Of course animals are trained for as many contingencies as possible in situations like these, but there are many instances where something unforeseeable may go wrong. If the dog can perform the required job some other way than Plan A, it can be very helpful, or even life-saving.

Training options

As a trainer, I love building creativity in my dogs because it makes it so much easier to teach new behaviors. Not every dog follows the exact same training plan. Some dogs learn faster with capturing, others with targeting, others with adducting known behaviors, others with free shaping. But the more creativity and analytical thinking you foster in your animal, the more options you have available to train new or complex behaviors. If you have a creative dog, you may even be able to skip steps on your training plan.
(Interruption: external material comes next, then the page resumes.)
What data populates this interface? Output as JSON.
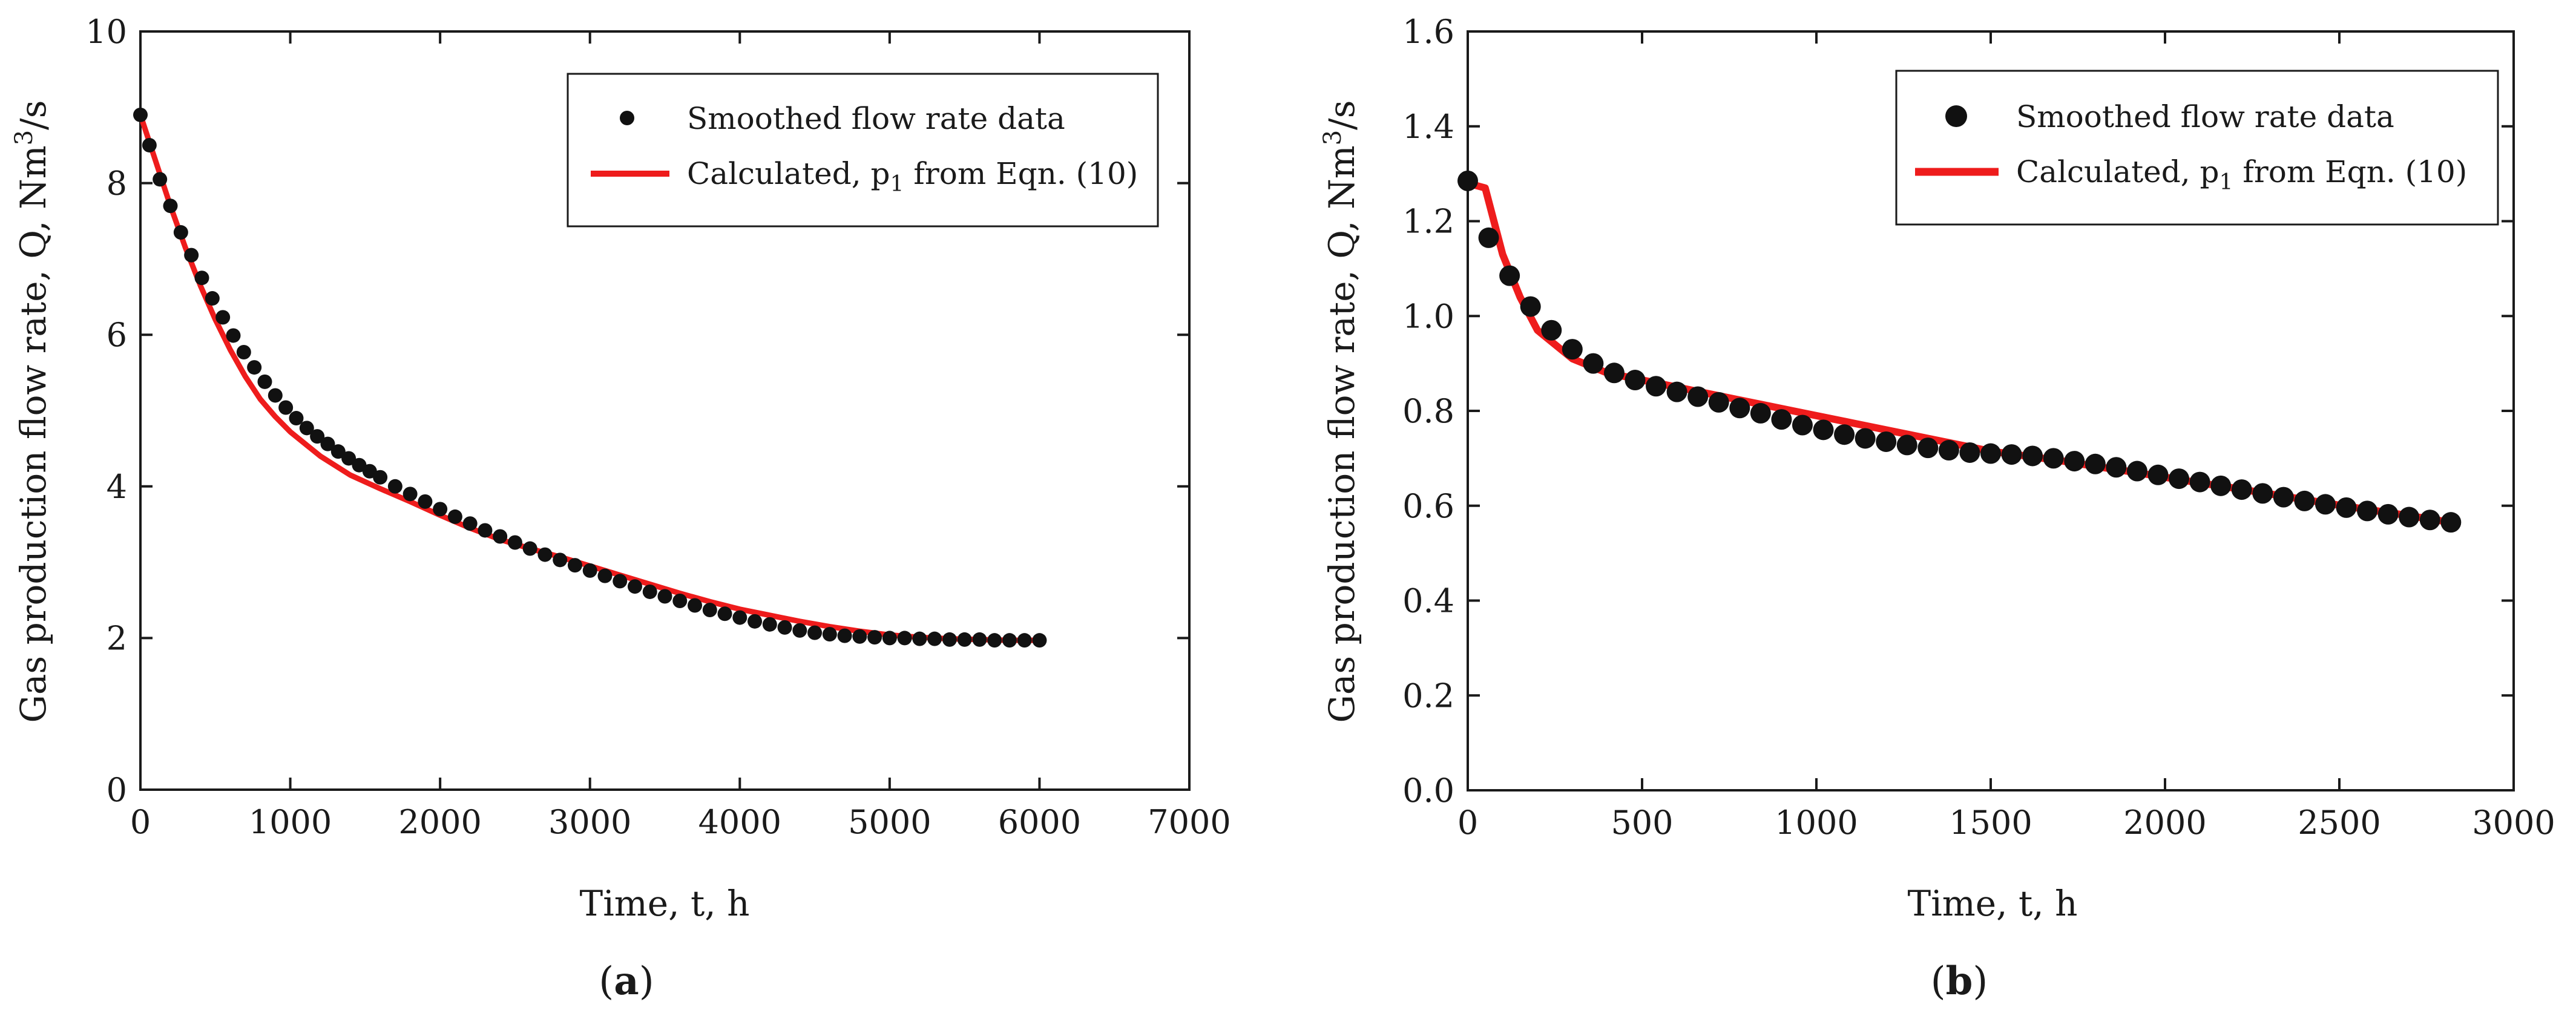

When I wanted Valenzia to put her front feet on an overturned bowl and bow, I was able to shape the position in just a few minutes because she began offering me various behaviors immediately—targeting, foot movement, head movement, joint flexion, variations of one or two feet, with or without nose touch. She tried every possible combination, just to see what would work. I was presented with a wide range of behaviors to select from, instead of having to coax the dog along one muscle movement at a time to build the position I wanted. Could I have shaped a novice dog to do the exact same behavior? Certainly! But without the dog offering me everything she could think of, it would have taken more training steps and significantly more time.

Much of the speed and the offering of behavior can be attributed to experience—what we call having a clicker-savvy dog, or a dog that has learned to move until he/she hears the click and to repeat the marked behavior. But the experimentation, the offering of new variations, is a form of creativity that results from being reinforced consistently for trying new things and inventing new combinations.

The creative advantage

I am convinced that the benefits of a creative animal far outstrip the potential downsides.

I am convinced that the benefits of a creative animal far outstrip the potential downsides. Sure, you may have a dog that figures out how to open the cabinets or go up the stairs when you don't want him to. You might experience a few inconveniences, at least until you use your own clicker creativity to train something more desirable. In the end, the benefits to your dog, the time you'll save in training, and the potential new behaviors your dog might invent are worth a hypothetical hassle or two.